Over the last decade or so, neural networks have entered a new renaissance powered by GPUs, cloud computing, massive data sets and continued advances in learning algorithms. Commercial applications have exploded. Applications include speech recognition (Siri, Alexa), translation (Google Translate), text generation (OpenAI’s GPT-3), image recognition (Tesla Autopilot, Adobe Sensei), image generation (Dall-E 2, Midjourney, Stable Diffusion), facial recognition (Apple Photos), video generation (Runway) and drug discovery. Some of the most impressive new applications are in generative AI, which is progressing at mind-boggling speed.
Fast forward to this past thanksgiving weekend, which spurred a few observations.
First, it is astonishingly easy to set up and train even fairly sophisticated machine learning models. You don’t need to code or to have a background in machine learning. There are many no-code and AutoML machine learning tools which automate common steps in the machine learning workflow. To stitch together your own workflows it helpful to have basic knowledge of python, a popular language in the machine learning community. My 12-year old son has been learning python for about two years. On his own initiative, he downloaded TensorFlow — the machine learning library that powers Google and OpenAI — and quickly had a sample model running on his laptop. Even easier than that, I found a tutorial on image classification that uses TensorFlow and runs on Google’s Colab environment. Colab allows you to build machine learning models in a web browser and execute them on Google’s GPUs for free, without downloading or installing any packages at at all. There are myriad tutorials and pre-trained models to start from.
Second, the rate limiting factors for deploying this technology are imagination for new real-world applications and quality data to train models. The problem of recognizing a type of tree based on an image falls under the domain of image classification. As this is a common application of machine learning, the most challenging step is assembling a robust data set. We couldn’t find a readily available dataset of local trees labeled with names so we created our own. A short hike with an iphone yielded about 250 images. This is tiny by today’s standards. The latest Stable Diffusion model is trained using the recently released LAION-5B dataset of 5.85 billion images from the web. As more data sets become public, the barriers to developing special purpose models will drop.
Third, there are now abundant solutions and resources for putting machine learning models into production (ML Ops). Just a few years ago it was a challenge to train a model and to deploy it at web speed and scale. Today, it’s relatively simple to deploy models in a browser, on a phone, on a server, or within an Enterprise workflow.

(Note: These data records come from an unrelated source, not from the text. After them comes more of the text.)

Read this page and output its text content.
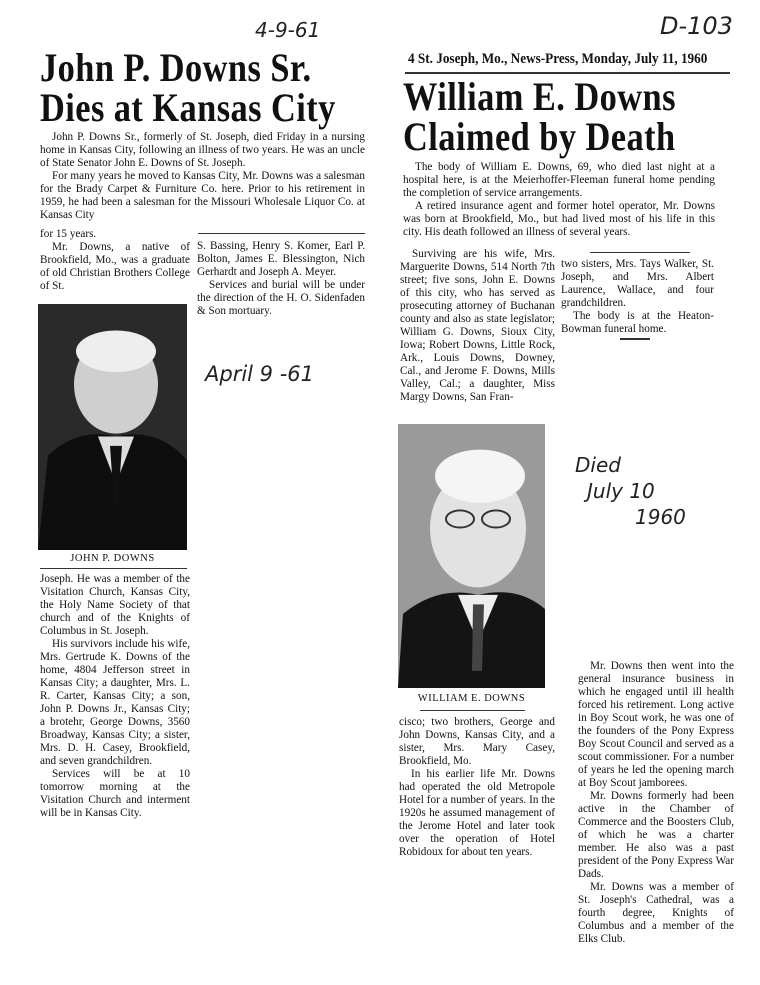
D-103
4-9-61
April 9 -61
Died
July 10
1960
John P. Downs Sr.
Dies at Kansas City

John P. Downs Sr., formerly of St. Joseph, died Friday in a nursing home in Kansas City, following an illness of two years. He was an uncle of State Senator John E. Downs of St. Joseph.

For many years he moved to Kansas City, Mr. Downs was a salesman for the Brady Carpet & Furniture Co. here. Prior to his retirement in 1959, he had been a salesman for the Missouri Wholesale Liquor Co. at Kansas City

for 15 years.

Mr. Downs, a native of Brookfield, Mo., was a graduate of old Christian Brothers College of St.

S. Bassing, Henry S. Komer, Earl P. Bolton, James E. Blessington, Nich Gerhardt and Joseph A. Meyer.

Services and burial will be under the direction of the H. O. Sidenfaden & Son mortuary.

JOHN P. DOWNS

Joseph. He was a member of the Visitation Church, Kansas City, the Holy Name Society of that church and of the Knights of Columbus in St. Joseph.

His survivors include his wife, Mrs. Gertrude K. Downs of the home, 4804 Jefferson street in Kansas City; a daughter, Mrs. L. R. Carter, Kansas City; a son, John P. Downs Jr., Kansas City; a brotehr, George Downs, 3560 Broadway, Kansas City; a sister, Mrs. D. H. Casey, Brookfield, and seven grandchildren.

Services will be at 10 tomorrow morning at the Visitation Church and interment will be in Kansas City.

4 St. Joseph, Mo., News-Press, Monday, July 11, 1960
William E. Downs
Claimed by Death

The body of William E. Downs, 69, who died last night at a hospital here, is at the Meierhoffer-Fleeman funeral home pending the completion of service arrangements.

A retired insurance agent and former hotel operator, Mr. Downs was born at Brookfield, Mo., but had lived most of his life in this city. His death followed an illness of several years.

Surviving are his wife, Mrs. Marguerite Downs, 514 North 7th street; five sons, John E. Downs of this city, who has served as prosecuting attorney of Buchanan county and also as state legislator; William G. Downs, Sioux City, Iowa; Robert Downs, Little Rock, Ark., Louis Downs, Downey, Cal., and Jerome F. Downs, Mills Valley, Cal.; a daughter, Miss Margy Downs, San Fran-

two sisters, Mrs. Tays Walker, St. Joseph, and Mrs. Albert Laurence, Wallace, and four grandchildren.

The body is at the Heaton-Bowman funeral home.

WILLIAM E. DOWNS

cisco; two brothers, George and John Downs, Kansas City, and a sister, Mrs. Mary Casey, Brookfield, Mo.

In his earlier life Mr. Downs had operated the old Metropole Hotel for a number of years. In the 1920s he assumed management of the Jerome Hotel and later took over the operation of Hotel Robidoux for about ten years.

Mr. Downs then went into the general insurance business in which he engaged until ill health forced his retirement. Long active in Boy Scout work, he was one of the founders of the Pony Express Boy Scout Council and served as a scout commissioner. For a number of years he led the opening march at Boy Scout jamborees.

Mr. Downs formerly had been active in the Chamber of Commerce and the Boosters Club, of which he was a charter member. He also was a past president of the Pony Express War Dads.

Mr. Downs was a member of St. Joseph's Cathedral, was a fourth degree, Knights of Columbus and a member of the Elks Club.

We have entered a golden age for neural networks. This is an incredibly exciting time to be an AI/deep learning researcher, an AI entrepreneur, or a student interested in AI. There are mature applications ready now, and a pipeline of emerging AI research that will power innovative applications for years to come. The accessibility of the technology means that you don’t need a research lab or capital to take part. It’s amazing how a concept can exist for decades (e.g., electric cars, neural nets) but not take off until conditions are just right.